È anzi venuto fuori con chiarezza quanto da tempo ribolliva carsicamente: l’attacco al 41 bis, la norma di diritto penitenziario voluta da Falcone e soprattutto da Borsellino. Che non ha un intento di superiore afflizione verso il mafioso; ma ha un intento di superiore difesa della collettività. Che nasce dalla memoria dei mafiosi brindanti in carcere a ostriche e champagne all’assassinio delle loro vittime. Dei boss che dal carcere, anche con un bisbiglio, fanno affari e ordinano morti. Io ricordo come venne approvata quella legge. In una Camera ancora sotto l’effetto delle stragi il ministro della Giustizia Claudio Martelli entrò terreo in volto.
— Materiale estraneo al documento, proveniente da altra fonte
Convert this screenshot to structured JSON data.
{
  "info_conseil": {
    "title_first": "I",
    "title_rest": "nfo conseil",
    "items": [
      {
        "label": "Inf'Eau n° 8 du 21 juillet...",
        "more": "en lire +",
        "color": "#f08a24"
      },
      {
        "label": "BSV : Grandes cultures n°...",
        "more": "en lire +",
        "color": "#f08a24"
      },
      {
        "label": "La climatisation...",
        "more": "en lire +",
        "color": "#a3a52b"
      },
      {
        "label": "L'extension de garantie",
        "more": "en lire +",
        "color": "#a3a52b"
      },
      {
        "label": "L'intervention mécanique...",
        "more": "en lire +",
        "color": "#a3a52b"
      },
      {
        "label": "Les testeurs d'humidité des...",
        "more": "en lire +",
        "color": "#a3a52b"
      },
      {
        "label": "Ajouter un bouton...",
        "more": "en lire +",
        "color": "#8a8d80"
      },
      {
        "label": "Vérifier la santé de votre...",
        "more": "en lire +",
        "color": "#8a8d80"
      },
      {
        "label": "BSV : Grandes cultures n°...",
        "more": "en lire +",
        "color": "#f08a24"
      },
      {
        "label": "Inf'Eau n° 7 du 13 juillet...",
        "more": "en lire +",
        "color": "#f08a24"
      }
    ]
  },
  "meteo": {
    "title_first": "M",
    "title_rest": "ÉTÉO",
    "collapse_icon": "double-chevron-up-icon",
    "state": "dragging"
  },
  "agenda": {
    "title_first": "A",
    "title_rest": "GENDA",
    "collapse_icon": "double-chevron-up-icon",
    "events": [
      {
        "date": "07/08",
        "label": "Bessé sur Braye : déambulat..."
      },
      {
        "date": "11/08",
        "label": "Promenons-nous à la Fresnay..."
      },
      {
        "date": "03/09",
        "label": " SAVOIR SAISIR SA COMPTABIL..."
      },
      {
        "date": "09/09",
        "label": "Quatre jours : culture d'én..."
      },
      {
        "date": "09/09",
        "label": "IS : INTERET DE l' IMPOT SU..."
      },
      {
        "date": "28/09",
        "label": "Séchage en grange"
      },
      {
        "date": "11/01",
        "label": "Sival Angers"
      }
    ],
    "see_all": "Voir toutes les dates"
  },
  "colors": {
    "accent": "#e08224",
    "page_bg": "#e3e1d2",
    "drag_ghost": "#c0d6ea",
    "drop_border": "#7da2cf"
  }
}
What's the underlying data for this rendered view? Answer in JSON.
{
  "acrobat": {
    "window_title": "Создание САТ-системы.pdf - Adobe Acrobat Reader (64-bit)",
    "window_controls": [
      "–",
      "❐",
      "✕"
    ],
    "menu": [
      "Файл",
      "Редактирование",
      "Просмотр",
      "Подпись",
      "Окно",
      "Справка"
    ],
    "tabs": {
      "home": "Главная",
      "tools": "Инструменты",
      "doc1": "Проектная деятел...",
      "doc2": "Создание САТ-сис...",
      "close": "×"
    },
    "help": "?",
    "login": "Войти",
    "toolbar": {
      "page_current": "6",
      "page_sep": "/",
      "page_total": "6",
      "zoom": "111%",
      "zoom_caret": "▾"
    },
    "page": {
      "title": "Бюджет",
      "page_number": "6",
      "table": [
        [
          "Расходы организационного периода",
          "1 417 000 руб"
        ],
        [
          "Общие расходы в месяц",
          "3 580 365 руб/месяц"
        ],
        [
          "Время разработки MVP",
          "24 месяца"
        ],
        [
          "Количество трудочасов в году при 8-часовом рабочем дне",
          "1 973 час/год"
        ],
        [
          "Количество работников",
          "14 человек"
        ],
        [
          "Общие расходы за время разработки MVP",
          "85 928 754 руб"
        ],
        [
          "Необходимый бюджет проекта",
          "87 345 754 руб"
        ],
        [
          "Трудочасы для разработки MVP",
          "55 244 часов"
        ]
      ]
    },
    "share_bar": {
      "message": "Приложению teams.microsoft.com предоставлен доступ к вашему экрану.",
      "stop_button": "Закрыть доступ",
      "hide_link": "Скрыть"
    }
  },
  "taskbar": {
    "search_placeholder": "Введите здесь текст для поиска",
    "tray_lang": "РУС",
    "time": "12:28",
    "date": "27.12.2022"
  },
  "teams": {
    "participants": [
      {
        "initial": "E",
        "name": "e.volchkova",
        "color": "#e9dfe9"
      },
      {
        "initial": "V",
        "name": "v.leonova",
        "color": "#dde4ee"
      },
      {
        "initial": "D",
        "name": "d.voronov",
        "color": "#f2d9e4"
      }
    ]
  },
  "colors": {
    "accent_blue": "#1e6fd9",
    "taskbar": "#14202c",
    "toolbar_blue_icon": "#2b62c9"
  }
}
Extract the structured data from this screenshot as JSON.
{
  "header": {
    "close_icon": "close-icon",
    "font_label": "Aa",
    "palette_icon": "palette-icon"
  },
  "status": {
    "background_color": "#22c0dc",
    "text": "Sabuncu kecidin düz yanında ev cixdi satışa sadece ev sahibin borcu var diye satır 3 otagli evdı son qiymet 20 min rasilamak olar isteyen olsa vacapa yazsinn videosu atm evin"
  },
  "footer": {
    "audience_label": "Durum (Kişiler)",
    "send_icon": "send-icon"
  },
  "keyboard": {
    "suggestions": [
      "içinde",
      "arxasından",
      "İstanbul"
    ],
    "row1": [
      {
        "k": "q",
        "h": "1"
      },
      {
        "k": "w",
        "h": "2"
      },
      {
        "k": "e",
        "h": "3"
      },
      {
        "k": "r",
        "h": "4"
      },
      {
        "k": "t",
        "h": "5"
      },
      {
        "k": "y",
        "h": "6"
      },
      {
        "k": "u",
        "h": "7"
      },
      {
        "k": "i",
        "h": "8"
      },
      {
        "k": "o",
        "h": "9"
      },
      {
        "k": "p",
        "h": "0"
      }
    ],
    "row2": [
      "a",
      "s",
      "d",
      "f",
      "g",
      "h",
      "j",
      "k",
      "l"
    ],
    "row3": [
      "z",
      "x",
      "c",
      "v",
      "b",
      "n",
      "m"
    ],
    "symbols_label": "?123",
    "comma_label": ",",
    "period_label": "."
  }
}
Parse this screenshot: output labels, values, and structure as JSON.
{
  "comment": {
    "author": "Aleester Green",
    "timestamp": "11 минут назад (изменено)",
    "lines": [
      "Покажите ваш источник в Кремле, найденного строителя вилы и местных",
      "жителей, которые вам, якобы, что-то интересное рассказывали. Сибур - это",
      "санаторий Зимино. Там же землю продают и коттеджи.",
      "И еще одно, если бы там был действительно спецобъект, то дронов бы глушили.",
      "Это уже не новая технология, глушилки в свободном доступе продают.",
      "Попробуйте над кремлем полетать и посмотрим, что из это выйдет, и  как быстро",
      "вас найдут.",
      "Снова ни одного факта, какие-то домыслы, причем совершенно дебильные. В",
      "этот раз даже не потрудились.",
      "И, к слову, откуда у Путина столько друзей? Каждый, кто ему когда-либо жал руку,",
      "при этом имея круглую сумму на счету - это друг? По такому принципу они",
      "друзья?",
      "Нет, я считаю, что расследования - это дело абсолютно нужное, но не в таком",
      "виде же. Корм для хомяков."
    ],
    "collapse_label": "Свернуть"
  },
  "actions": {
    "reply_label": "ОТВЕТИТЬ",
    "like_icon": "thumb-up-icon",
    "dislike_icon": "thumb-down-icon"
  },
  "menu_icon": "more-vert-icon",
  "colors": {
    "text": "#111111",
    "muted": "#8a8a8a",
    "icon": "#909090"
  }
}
Le solite oche giulive mi chiesero se avrei votato una legge così restrittiva. Risposi che non sapevo cosa farmene di un parlamento che commemora affranto Borsellino e subito dopo gli boccia la sua legge. Non commemori dunque Borsellino chi lavora contro la sua eredità, che costò a lui e 5 agenti una fine terribile. Non ne porti nemmeno la maglietta. Non si può ricordare Fava vendendo la propria penna al miglior offerente. O ricordare Falcone attaccando il “concorso esterno”. La memoria è una cosa seria.